A Lakehouse is not deleted instantly. Instead, once you select the Lakehouse for deletion, it will be marked with “Deletion in progress”. At this point, you can no longer edit the Lakehouse, nor connect it to Datasets.
Data that is older than 24 hours will be removed at midnight UTC the following day, while more-recent data might be deleted after that time. Once a Lakehouse is marked for deletion, you are no longer charged to maintain any data that it contains.
When you remove a Lakehouse, its data will still be available to be searched and replayed from its standard Lake Dataset.
Lakehouse Status
A Lakehouse can have one of the following statuses:
Status | Description |
---|---|
Ready | Lakehouse can be linked to Datasets and used. You can resize it. |
Provisioning | Lakehouse is being prepared, you cannot resize it or link it to Datasets. |
Delayed | Provisioning the Lakehouse has encountered an issue, but it will move to Ready status when the issue is resolved. White the Lakehouse is Delayed, you can resize it, but you can’t link it to Datasets. |
Terminated | Lakehouse has been marked for deletion. |
Monitor Lakehouse Usage
To control your usage of Lakehouses, and to make decisions about their potential resizing, you can display charts that present data per Lakehouse.
Select the sidebar’s Monitoring link. On the resulting page, use the drop-down at the upper right to select among Lakehouses. You’ll see the following charts.
- Events: Number of events ingested into the Lakehouse.
- Throughput: Number of bytes ingested into the Lakehouse.
- Queries per Minute: Number of queries performed on the Lakehouse.

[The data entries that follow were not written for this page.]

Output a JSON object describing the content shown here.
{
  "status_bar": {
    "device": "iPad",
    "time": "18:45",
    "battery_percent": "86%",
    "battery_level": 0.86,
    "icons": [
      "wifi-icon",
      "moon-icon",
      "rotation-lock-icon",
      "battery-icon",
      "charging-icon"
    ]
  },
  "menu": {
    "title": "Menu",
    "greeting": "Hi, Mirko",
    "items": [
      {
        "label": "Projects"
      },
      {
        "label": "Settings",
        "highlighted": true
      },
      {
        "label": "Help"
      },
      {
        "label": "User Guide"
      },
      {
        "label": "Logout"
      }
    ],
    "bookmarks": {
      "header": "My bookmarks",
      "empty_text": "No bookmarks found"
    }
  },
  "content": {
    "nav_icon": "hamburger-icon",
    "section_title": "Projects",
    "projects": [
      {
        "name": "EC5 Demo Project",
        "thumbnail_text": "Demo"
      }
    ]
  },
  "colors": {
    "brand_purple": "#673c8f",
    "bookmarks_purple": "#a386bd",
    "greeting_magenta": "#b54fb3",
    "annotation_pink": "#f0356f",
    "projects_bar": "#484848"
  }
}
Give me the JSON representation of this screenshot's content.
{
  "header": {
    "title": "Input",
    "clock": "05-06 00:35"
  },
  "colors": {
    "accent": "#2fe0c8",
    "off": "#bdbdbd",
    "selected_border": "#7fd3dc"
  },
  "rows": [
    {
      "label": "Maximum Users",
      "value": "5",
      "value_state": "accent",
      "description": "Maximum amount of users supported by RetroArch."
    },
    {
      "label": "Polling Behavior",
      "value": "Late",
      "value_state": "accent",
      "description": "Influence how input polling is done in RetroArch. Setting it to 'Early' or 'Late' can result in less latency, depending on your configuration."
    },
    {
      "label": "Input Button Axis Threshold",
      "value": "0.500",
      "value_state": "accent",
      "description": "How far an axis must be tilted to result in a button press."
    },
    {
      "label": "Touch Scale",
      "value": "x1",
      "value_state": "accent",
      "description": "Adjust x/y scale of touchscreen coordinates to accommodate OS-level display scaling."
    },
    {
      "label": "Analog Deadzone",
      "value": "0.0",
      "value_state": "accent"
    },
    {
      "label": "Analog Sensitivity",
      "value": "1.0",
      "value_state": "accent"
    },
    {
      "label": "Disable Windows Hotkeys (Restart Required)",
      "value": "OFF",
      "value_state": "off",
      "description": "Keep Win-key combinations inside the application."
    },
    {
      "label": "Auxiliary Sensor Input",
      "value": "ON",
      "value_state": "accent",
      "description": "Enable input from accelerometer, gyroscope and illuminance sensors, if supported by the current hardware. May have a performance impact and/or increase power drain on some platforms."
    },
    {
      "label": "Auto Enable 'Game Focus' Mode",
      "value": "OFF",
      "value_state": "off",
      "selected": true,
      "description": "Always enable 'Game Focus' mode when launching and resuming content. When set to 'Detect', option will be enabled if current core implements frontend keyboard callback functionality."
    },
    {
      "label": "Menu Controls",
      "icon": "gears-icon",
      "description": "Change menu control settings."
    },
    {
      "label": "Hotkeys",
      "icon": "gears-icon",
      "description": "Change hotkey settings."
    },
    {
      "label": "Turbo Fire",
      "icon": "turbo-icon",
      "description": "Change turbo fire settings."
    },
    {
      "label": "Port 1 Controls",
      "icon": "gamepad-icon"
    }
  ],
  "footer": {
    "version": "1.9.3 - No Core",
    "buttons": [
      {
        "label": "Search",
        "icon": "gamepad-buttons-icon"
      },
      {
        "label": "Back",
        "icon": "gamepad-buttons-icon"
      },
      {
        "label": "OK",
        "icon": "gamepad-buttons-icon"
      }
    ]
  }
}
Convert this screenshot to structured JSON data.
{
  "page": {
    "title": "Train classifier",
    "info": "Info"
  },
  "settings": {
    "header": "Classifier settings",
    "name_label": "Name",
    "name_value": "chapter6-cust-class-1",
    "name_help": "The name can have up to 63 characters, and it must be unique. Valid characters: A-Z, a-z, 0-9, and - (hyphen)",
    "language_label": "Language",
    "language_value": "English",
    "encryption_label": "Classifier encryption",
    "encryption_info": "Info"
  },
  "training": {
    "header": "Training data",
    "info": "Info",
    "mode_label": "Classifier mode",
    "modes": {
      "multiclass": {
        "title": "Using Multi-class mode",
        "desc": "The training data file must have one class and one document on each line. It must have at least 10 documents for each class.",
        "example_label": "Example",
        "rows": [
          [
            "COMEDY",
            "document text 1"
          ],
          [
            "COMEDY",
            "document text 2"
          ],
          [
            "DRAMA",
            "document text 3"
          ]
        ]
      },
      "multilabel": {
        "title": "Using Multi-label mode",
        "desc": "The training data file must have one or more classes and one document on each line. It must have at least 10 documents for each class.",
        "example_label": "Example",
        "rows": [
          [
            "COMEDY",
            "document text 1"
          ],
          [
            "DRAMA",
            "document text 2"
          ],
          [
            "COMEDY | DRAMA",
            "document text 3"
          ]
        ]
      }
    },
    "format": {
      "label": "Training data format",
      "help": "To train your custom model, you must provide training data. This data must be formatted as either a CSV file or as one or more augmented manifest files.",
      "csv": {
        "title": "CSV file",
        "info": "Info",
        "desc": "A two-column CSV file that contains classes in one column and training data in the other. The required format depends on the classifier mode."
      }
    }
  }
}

- Replication Latency: Latency of ingesting data into the Lakehouse.

On the Lakehouses page, you can see summary data for all configured Lakehouses. Ingestion Rate measures the past 24 hours, compared with each Lakehouse’s configured capacity.
Max Throughput graphically compares actual throughput to a guideline representing the recommended maximum, again based on the configured capacity.